За ходом концерта я, замещавший должность начальника осветительного цеха, с моими помощниками наблюдал из небольшой каморки, расположенной под левой частью сцены и снабженной специальным открывающимся в ее сторону люком. Примерно такие же люки были раньше у суфлеров. Передо мной была вывешена подробная программа концерта, на которой указывалось, когда и какой именно свет следовало включать или, наоборот, выключать. Все шло своим привычным ходом, я уже почти механически реагировал на происходящие на сцене события и без сбоев справлялся со всеми световыми эффектами. Помню даже, что в тот вечер я умудрился во время спектакля еще и читать захватившую меня книгу Апулея «Золотой осел». Однако совершенно неожиданно в нашу комнатушку ворвались два или три молодых актера. Они довольно бесцеремонно попросили меня подвинуться и дать им возможность присесть на жесткий диванчик, чтобы наблюдать за сценой. А там облаченная в цветастое платье, с кастаньетами, охваченными длинными девичьими пальчиками, Лолита летала от правой до левой кулисы. Каждый раз, подлетая к нашему люку, испанка накрывала его своим подолом и после короткого, сопровождаемого бурным восторгом зрителей па уносилась в другой конец сцены. В эти моменты наши незваные визитеры совершенно обезумели. Толкая меня и друг друга, они, казалось, норовили вывалиться на сцену.

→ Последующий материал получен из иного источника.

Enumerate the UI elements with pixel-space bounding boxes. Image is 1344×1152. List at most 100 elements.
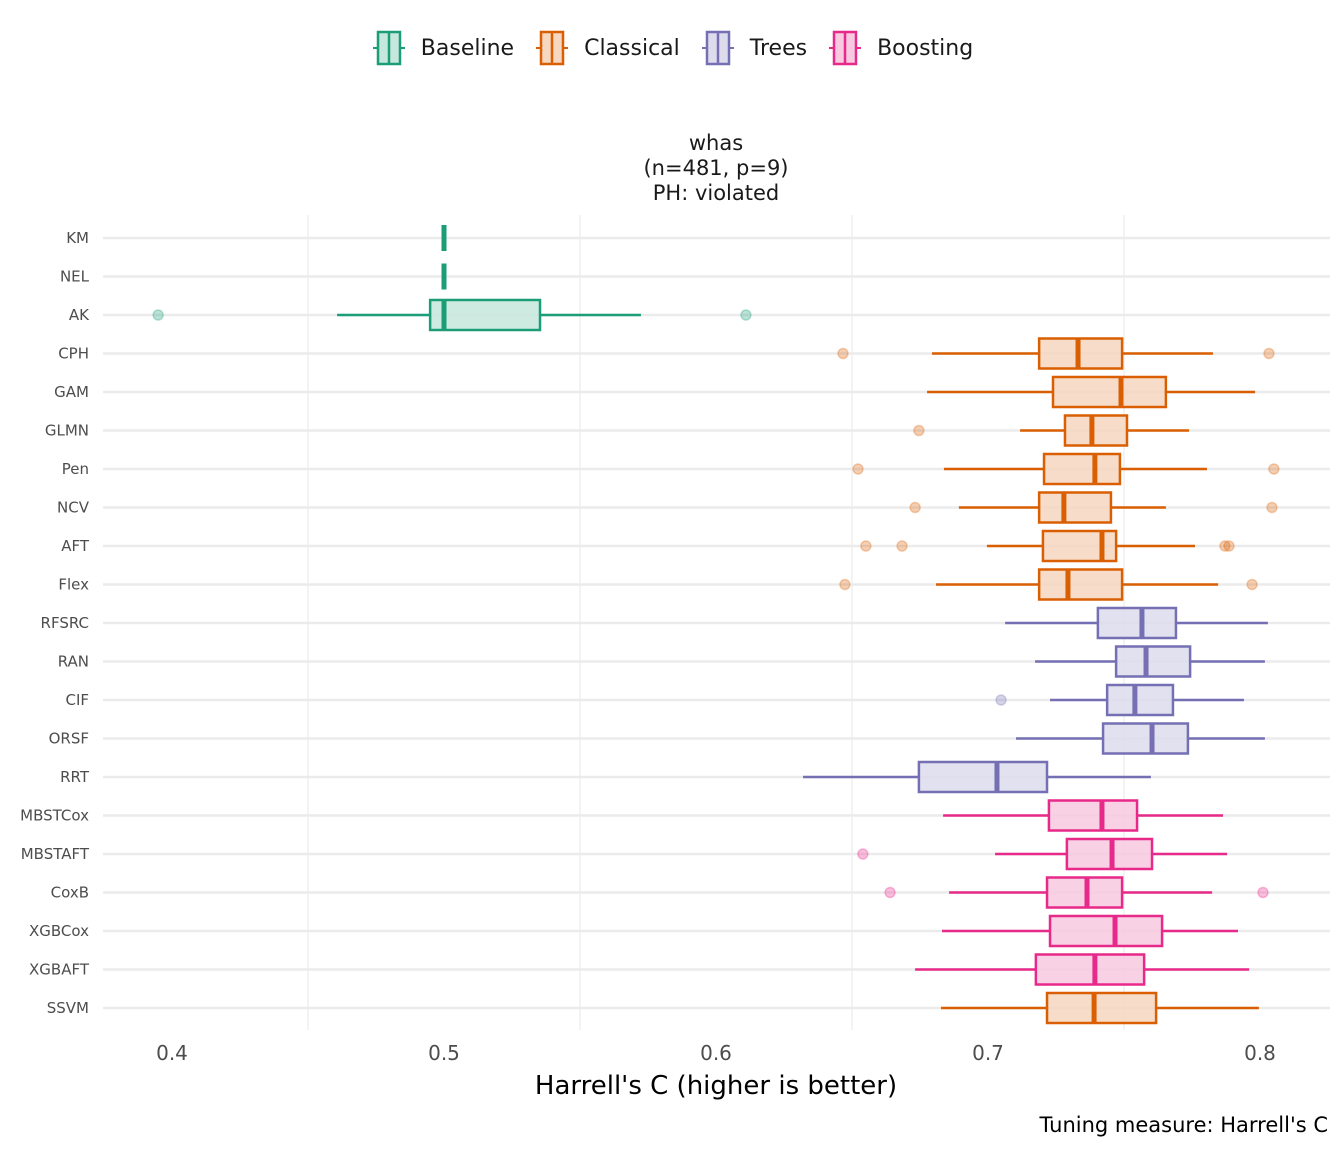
iqr-box: [1037, 568, 1124, 601]
y-label-flex: Flex: [58, 576, 89, 594]
x-axis-ticks: 0.4 0.5 0.6 0.7 0.8: [156, 1041, 1276, 1065]
boxplot-mbstaft: [857, 837, 1228, 871]
iqr-box: [1034, 953, 1146, 986]
outlier-point: [896, 540, 908, 552]
boxplot-xgbcox: [942, 914, 1238, 948]
y-label-orsf: ORSF: [49, 730, 89, 748]
outlier-point: [913, 424, 925, 437]
boxplot-glmn: [913, 414, 1190, 447]
y-label-xgbcox: XGBCox: [29, 922, 89, 940]
y-label-ran: RAN: [58, 653, 89, 671]
boxplot-mbstcox: [943, 799, 1224, 832]
legend-label: Trees: [749, 35, 808, 61]
iqr-box: [1065, 837, 1154, 871]
y-label-cph: CPH: [58, 345, 89, 363]
iqr-box: [1051, 375, 1168, 409]
y-label-xgbaft: XGBAFT: [29, 961, 90, 979]
outlier-point: [1266, 501, 1278, 514]
y-axis-labels: KM NEL AK CPH GAM GLMN Pen NCV AFT Flex RFSRC RAN CI…: [20, 229, 90, 1017]
caption: Tuning measure: Harrell's C: [1039, 1113, 1328, 1137]
y-label-km: KM: [66, 229, 89, 247]
iqr-box: [428, 298, 542, 332]
boxplot-ak: [152, 298, 752, 332]
legend-item-trees: Trees: [700, 30, 807, 66]
legend-key-icon: [536, 30, 569, 66]
iqr-box: [1037, 491, 1113, 524]
iqr-box: [1114, 645, 1192, 678]
legend-item-classical: Classical: [534, 30, 680, 66]
boxplots: [152, 225, 1280, 1025]
legend-label: Boosting: [877, 35, 974, 61]
boxplot-rrt: [803, 760, 1151, 794]
boxplot-aft: [860, 529, 1235, 563]
iqr-box: [1037, 337, 1124, 370]
outlier-point: [852, 463, 864, 475]
title-line-1: whas: [689, 131, 743, 155]
legend-item-baseline: Baseline: [371, 30, 514, 66]
x-tick-label: 0.8: [1244, 1041, 1276, 1065]
x-axis-title: Harrell's C (higher is better): [535, 1071, 897, 1101]
legend-label: Classical: [584, 35, 680, 61]
boxplot-orsf: [1016, 722, 1265, 755]
boxplot-ncv: [909, 491, 1278, 524]
boxplot-coxb: [884, 876, 1269, 909]
legend-label: Baseline: [420, 35, 515, 61]
y-label-mbstcox: MBSTCox: [20, 807, 89, 825]
boxplot-rfsrc: [1005, 606, 1268, 640]
iqr-box: [1105, 683, 1175, 717]
iqr-box: [1048, 914, 1164, 948]
outlier-point: [1219, 540, 1231, 552]
y-label-ak: AK: [69, 306, 90, 324]
legend-key-icon: [829, 30, 862, 66]
outlier-point: [839, 578, 851, 591]
x-tick-label: 0.4: [156, 1041, 188, 1065]
iqr-box: [1096, 606, 1178, 640]
y-label-coxb: CoxB: [51, 884, 89, 902]
outlier-point: [1257, 886, 1269, 899]
boxplot-ssvm: [940, 991, 1259, 1025]
y-label-aft: AFT: [61, 537, 90, 555]
outlier-point: [1268, 463, 1280, 475]
y-label-rrt: RRT: [60, 768, 90, 786]
y-label-nel: NEL: [60, 268, 90, 286]
iqr-box: [1047, 799, 1139, 832]
boxplot-cif: [995, 683, 1244, 717]
outlier-point: [884, 886, 896, 899]
legend-item-boosting: Boosting: [827, 30, 973, 66]
y-label-mbstaft: MBSTAFT: [21, 845, 90, 863]
legend-key-icon: [372, 30, 405, 66]
outlier-point: [909, 501, 921, 514]
outlier-point: [152, 309, 164, 321]
iqr-box: [1101, 722, 1190, 755]
outlier-point: [857, 848, 869, 860]
x-tick-label: 0.6: [700, 1041, 732, 1065]
outlier-point: [995, 694, 1007, 706]
boxplot-ran: [1035, 645, 1265, 678]
legend-key-icon: [701, 30, 734, 66]
outlier-point: [860, 540, 872, 552]
y-label-ssvm: SSVM: [47, 999, 89, 1017]
y-label-ncv: NCV: [57, 499, 90, 517]
outlier-point: [1223, 540, 1235, 552]
y-label-glmn: GLMN: [45, 422, 89, 440]
outlier-point: [837, 347, 849, 360]
iqr-box: [1041, 529, 1118, 563]
boxplot-xgbaft: [915, 953, 1250, 986]
legend: Baseline Classical Trees Boosting: [0, 30, 1344, 66]
title-line-2: (n=481, p=9): [643, 156, 788, 180]
y-label-pen: Pen: [62, 460, 89, 478]
x-tick-label: 0.5: [428, 1041, 460, 1065]
boxplot-flex: [839, 568, 1258, 601]
iqr-box: [1042, 452, 1122, 486]
y-label-gam: GAM: [54, 383, 89, 401]
y-label-rfsrc: RFSRC: [41, 614, 89, 632]
y-label-cif: CIF: [65, 691, 89, 709]
boxplot-gam: [927, 375, 1256, 409]
iqr-box: [1045, 991, 1158, 1025]
outlier-point: [1263, 347, 1275, 360]
boxplot-pen: [852, 452, 1280, 486]
outlier-point: [740, 309, 752, 321]
iqr-box: [1063, 414, 1129, 447]
outlier-point: [1246, 578, 1258, 591]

Ничего не понимая, я старался образумить пришельцев и просил их удалиться. Не тут-то было. Приближалось очередное па, и безумцы вновь устремились к люку. Чуть оттолкнув их, я взглянул вверх и увидел приближающуюся танцовщицу. Едва ее платье захлестнуло люк, я понял причину бешеного возбуждения молодых греховодников: они всеми способами норовили успеть заглянуть девочке под подол, ибо откуда-то узнали, что танцует она без... трусиков. Теперь я вспоминаю те греховные па со смехом. Но тогда это было что-то...
Утесов и другие
Свое повествование о нашем театре и его режиссере П. Ильине я считаю полезным завершить небольшой байкой, которую окрестил «эстрадным бизнесом». Тогда мы не знали не ведали о таком явлении, и даже само слово «бизнес» было знакомо далеко не каждому. И все же...
В конце своей творческой жизни стареющий Павел Иванович открыл дома маленький учебно-тренировочный центр. А дело заключалось в следующем: молодые актеры (в основном вокального жанра), оказавшиеся по тем или иным причинам без работы, приходили в различные столичные учреждения типа Всесоюзной студии эстрадного искусства, Москонцерт, Росконцерт и что-то вроде того. В одном из этих заведений занимал важный пост сын Павла Ивановича — Игорь Павлович Ильин. От него во многом зависела судьба молодых певцов и их востребованность. Чаще всего молодой чиновник, выслушав посетителя, с любезной улыбкой объявлял ему следующий вердикт: «У вас, моя дорогая (или мой дорогой), несомненно есть талант, но он нуждается в шлифовке. Я бы вам посоветовал обратиться к Павлу Ивановичу Ильину. Он немного позанимается с вами и, я уверен, даст соответствующую рекомендацию. Так что желаю успехов». Молодые дарования приходили к нашему репетитору почти ежедневно. Целыми днями мы из соседней с нашей комнаты слышали пение. Иногда очень высокого уровня, чаще не очень. Об этом своеобразном эстрадном бизнесе мне как-то рассказала одна из учениц Павла Ивановича. Она же доверительно сообщила, ч то какой-то эстрадный острослов назвал союз папы и сына «Ильинские ворота», пройти которые стоило довольно дорого.